The same analysis revealed businesses had increased prices by some $160 billion a year over and above taxes, labour and other costs as of September last year. Absent those extraordinary profits, it says, it’s unlikely the RBA would ever have had a valid reason to volley Australians with nine interest rate rises in 10 months.
Among the corporate winners, it bears mentioning, are Australia’s big four banks, with the Commonwealth Bank alone recording half-yearly earnings to December of $5.15 billion and NAB some $2.15 billion. Notably, both in recent weeks have acknowledged that their inflated bottom lines have directly benefited from the RBA’s “interest rate environment”.
Then of course there’s Australia’s two biggest supermarkets, Coles and Woolworths, which respectively banked half-yearly profits of $643 million and $907 million, and Qantas — the largest recipient of corporate welfare in Australian history. On Thursday it announced a record $1.43 billion half-yearly profit, though it denied this had anything to do with its $2 billion taxpayer handout during the pandemic, much less the economy’s wider inflationary pressures.
Lowe, for his part, has acknowledged the banks are profitable, but told Senate estimates this is “a positive for the country”.
“I know it’s hard for people to accept when they are suffering problems with their personal finances,” he said, “but the country is better off from having strong, resilient, effective banks.”
In reality, what’s truly difficult for people to countenance is the notion that their declining real wages are to blame for rising prices when the true culprit is largely the corporate profiteering enabled by the RBA in a highly concentrated and uncompetitive market.
As Ross Gittins recently put it: “Join the dots, and you realise the RBA’s plan to get inflation down quickly involves allowing a transfer of many billions from the pockets of households to the profits of big business.
“The RBA’s unspoken game plan is to squeeze households until demand for goods and services has weakened to the point where big business decides that raising its prices to increase its profits would cost it so many sales that it would be left worse off.”
Naturally, the revelation of Lowe’s lunch with bankers just two days after the RBA lifted the cash rate — which coincided with a sell-off in bond futures contracts — seems to add weight to this perception, though Lowe subsequently assured senators there was “nothing untoward” about the meeting.
On balance, the most charitable reading of the RBA’s actions, as the nation barrels towards what now seems like a predictable downturn, is that it’s trying to kill domestic demand just enough to reduce excess inflation but not so much that the economy crashes and burns.

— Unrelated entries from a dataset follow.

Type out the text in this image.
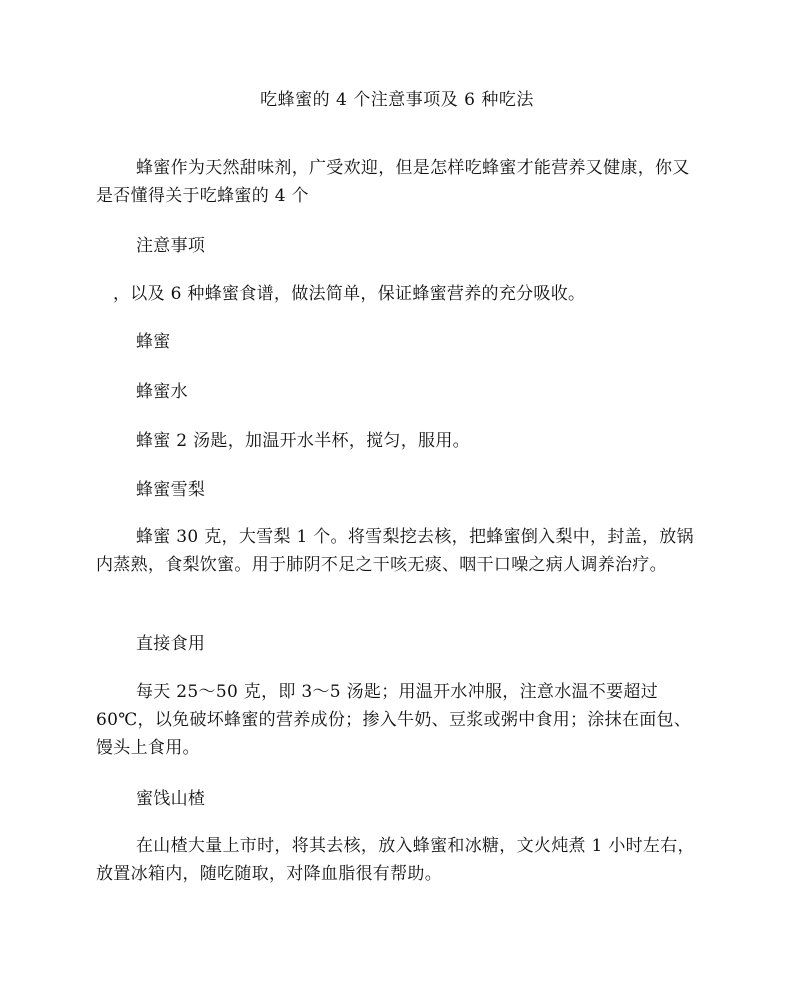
吃蜂蜜的 4 个注意事项及 6 种吃法

蜂蜜作为天然甜味剂，广受欢迎，但是怎样吃蜂蜜才能营养又健康，你又是否懂得关于吃蜂蜜的 4 个

注意事项

，以及 6 种蜂蜜食谱，做法简单，保证蜂蜜营养的充分吸收。

蜂蜜

蜂蜜水

蜂蜜 2 汤匙，加温开水半杯，搅匀，服用。

蜂蜜雪梨

蜂蜜 30 克，大雪梨 1 个。将雪梨挖去核，把蜂蜜倒入梨中，封盖，放锅内蒸熟，食梨饮蜜。用于肺阴不足之干咳无痰、咽干口噪之病人调养治疗。

直接食用

每天 25～50 克，即 3～5 汤匙；用温开水冲服，注意水温不要超过 60℃，以免破坏蜂蜜的营养成份；掺入牛奶、豆浆或粥中食用；涂抹在面包、馒头上食用。

蜜饯山楂

在山楂大量上市时，将其去核，放入蜂蜜和冰糖，文火炖煮 1 小时左右，放置冰箱内，随吃随取，对降血脂很有帮助。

But given we can presume the RBA is fully cognisant of the true causes of inflation, this is tantamount to it setting fire to a forest during a drought, screaming about the need to put it out and then throwing petrol over it and hoping no one notices.
The less charitable reading is that the RBA knows it’s institutionally incompetent to deal with existing inflation, but nevertheless sees it as an opportunity to further entrench inequalities by setting the stage for corporate Australia to take advantage of ordinary Australians. To that end, it’s necessary for the RBA to insist that it’s the primary vehicle through which inflation can be solved, and not so much government via various well-directed fiscal interventions, such as a super-profits tax, price controls or subsidies.
Whatever its true motivations, the institutional failures here are systemic, and the entire rationale underpinning the RBA is on the line. It’s true its 1959 mandate — to ensure economic stability and to contribute to the “economic prosperity and welfare of the people” — was written for a less volatile world. But it’s equally true the RBA has long forgotten what it means to protect the latter.
So as a recession looms, let it not be lost on anyone that the downturn will principally owe to a series of decisions made by a handful of unelected officials in Martin Place, Sydney.
Little wonder one of the first acts of federal Treasurer Jim Chalmers last year was to order a review into the RBA.